I've got a beef with the government. Surely some federal agency must be responsible.
I'm sure it's not the Consumer Product Safety Commission, although my complaint is triggered by a dangerous product--a cigar that burned a hole in the vest of my good suit.
The problem is this: I cannot replace the damaged vest because the manufacturer doesn't make quite the same pattern anymore. It isn't because the pattern proved unpopular. Every shop I try carries something so close to my pattern that if you wore one of their suits and I wore mine, people would think we were dressed identically. But put the vest from their suit with the coat and pants from mine, and the differences, while hardly worth reprogramming the fabric-making machine, become dismayingly obvious. The stripes are just enough wider apart, the color off just enough, to make it look as though my haberdasher is the local Goodwill.
Where is the government when you need it? Why does the federal establishment allow manufacturers to make these pointless but maddening changes? Why can't somebody enforce standards?
You know what I'm talking about. Take seersucker suits. They come in two basic colors, blue and tan, and when you look at them individually, every blue seersucker looks like every other blue seersucker, every tan like every other tan. But try to get a new pair of blue seersucker pants to go with your still-good seersucker jacket.
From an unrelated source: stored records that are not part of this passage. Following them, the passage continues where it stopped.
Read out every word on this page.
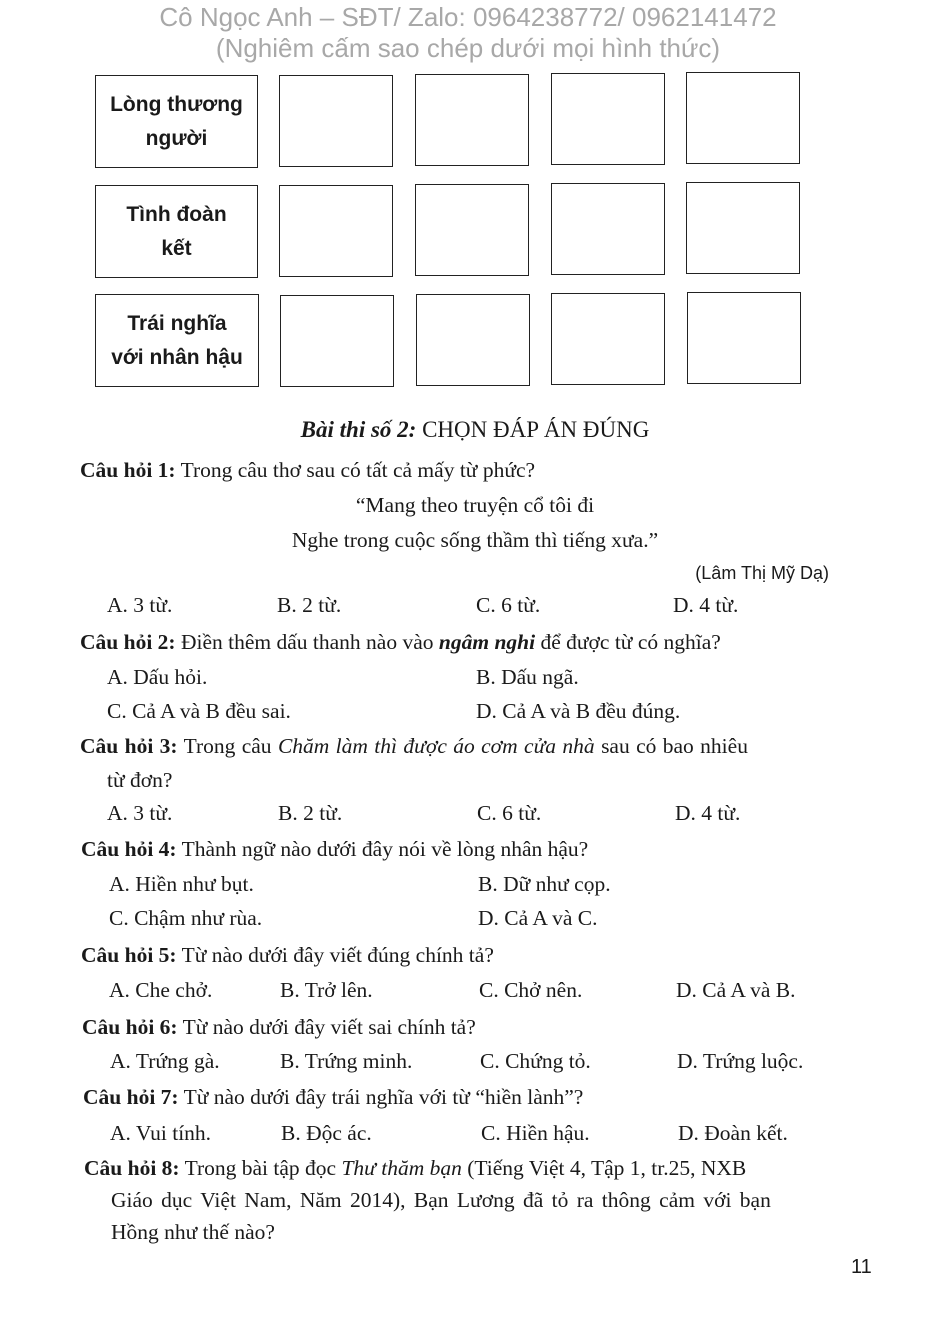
Cô Ngọc Anh – SĐT/ Zalo: 0964238772/ 0962141472
(Nghiêm cấm sao chép dưới mọi hình thức)
Lòng thương
người
Tình đoàn
kết
Trái nghĩa
với nhân hậu
Bài thi số 2: CHỌN ĐÁP ÁN ĐÚNG
Câu hỏi 1: Trong câu thơ sau có tất cả mấy từ phức?
“Mang theo truyện cổ tôi đi
Nghe trong cuộc sống thầm thì tiếng xưa.”
(Lâm Thị Mỹ Dạ)
A. 3 từ.	B. 2 từ.	C. 6 từ.	D. 4 từ.
Câu hỏi 2: Điền thêm dấu thanh nào vào ngâm nghi để được từ có nghĩa?
A. Dấu hỏi.	B. Dấu ngã.
C. Cả A và B đều sai.	D. Cả A và B đều đúng.
Câu hỏi 3: Trong câu Chăm làm thì được áo cơm cửa nhà sau có bao nhiêu
từ đơn?
A. 3 từ.	B. 2 từ.	C. 6 từ.	D. 4 từ.
Câu hỏi 4: Thành ngữ nào dưới đây nói về lòng nhân hậu?
A. Hiền như bụt.	B. Dữ như cọp.
C. Chậm như rùa.	D. Cả A và C.
Câu hỏi 5: Từ nào dưới đây viết đúng chính tả?
A. Che chở.	B. Trở lên.	C. Chở nên.	D. Cả A và B.
Câu hỏi 6: Từ nào dưới đây viết sai chính tả?
A. Trứng gà.	B. Trứng minh.	C. Chứng tỏ.	D. Trứng luộc.
Câu hỏi 7: Từ nào dưới đây trái nghĩa với từ “hiền lành”?
A. Vui tính.	B. Độc ác.	C. Hiền hậu.	D. Đoàn kết.
Câu hỏi 8: Trong bài tập đọc Thư thăm bạn (Tiếng Việt 4, Tập 1, tr.25, NXB
Giáo dục Việt Nam, Năm 2014), Bạn Lương đã tỏ ra thông cảm với bạn
Hồng như thế nào?
11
What you find is a thousand different variations on an apparently standard design. Every one is different, though none of the differences is worth a dime. Why do they do it?
I used to think it was a trick to force me to replace the whole suit when any part of it went threadbare, a sneaky way of increasing sales. But that can't be it. My wife has almost a full set of green enamel pots which she would like to complete. But the manufacturer no longer makes them in green. Red, yes, and brown and yellow and blue, but no more green. Surely they don't expect my wife to toss out all her green pots and start all over again. So why did they stop making green? More to the point, why did the government let them?
I have a friend whose Brown Jordan lawn chairs are in a color called putty. When she tried to add a few more last summer, she discovered that the company no longer makes putty.
Another friend finally found a lipstick that is perfect for her complexion: something called Orpheus Red. Naturally Dior doesn't make it any more.
Ditto for my brown and tan basement floor tiles. Naturally I'm not about to rip up the whole floor because three tiles are broken, so as a result I'm stuck with an unsightly basement floor, probably forever. A government truly concerned about the welfare of its citizens would haul Armstrong into court and make the company either stop making tiles of almost the right color or else redo my entire floor.
I'm not suggesting that the government protect idiots. Obviously anyone who goes out and buys refrigerators or wall paneling or three- piece suits in puce or mauve or magenta is beyond protection. I'm talking about sensible people like my wife, who bought our everyday dishes in plain, unadorned white, only to find that when the kids did what kids do, white isn't necessarily white. There's off-white, near-white, ivory and a dozen other whites that don't quite match the white we have.
I think I'll write the Bureau of Standards.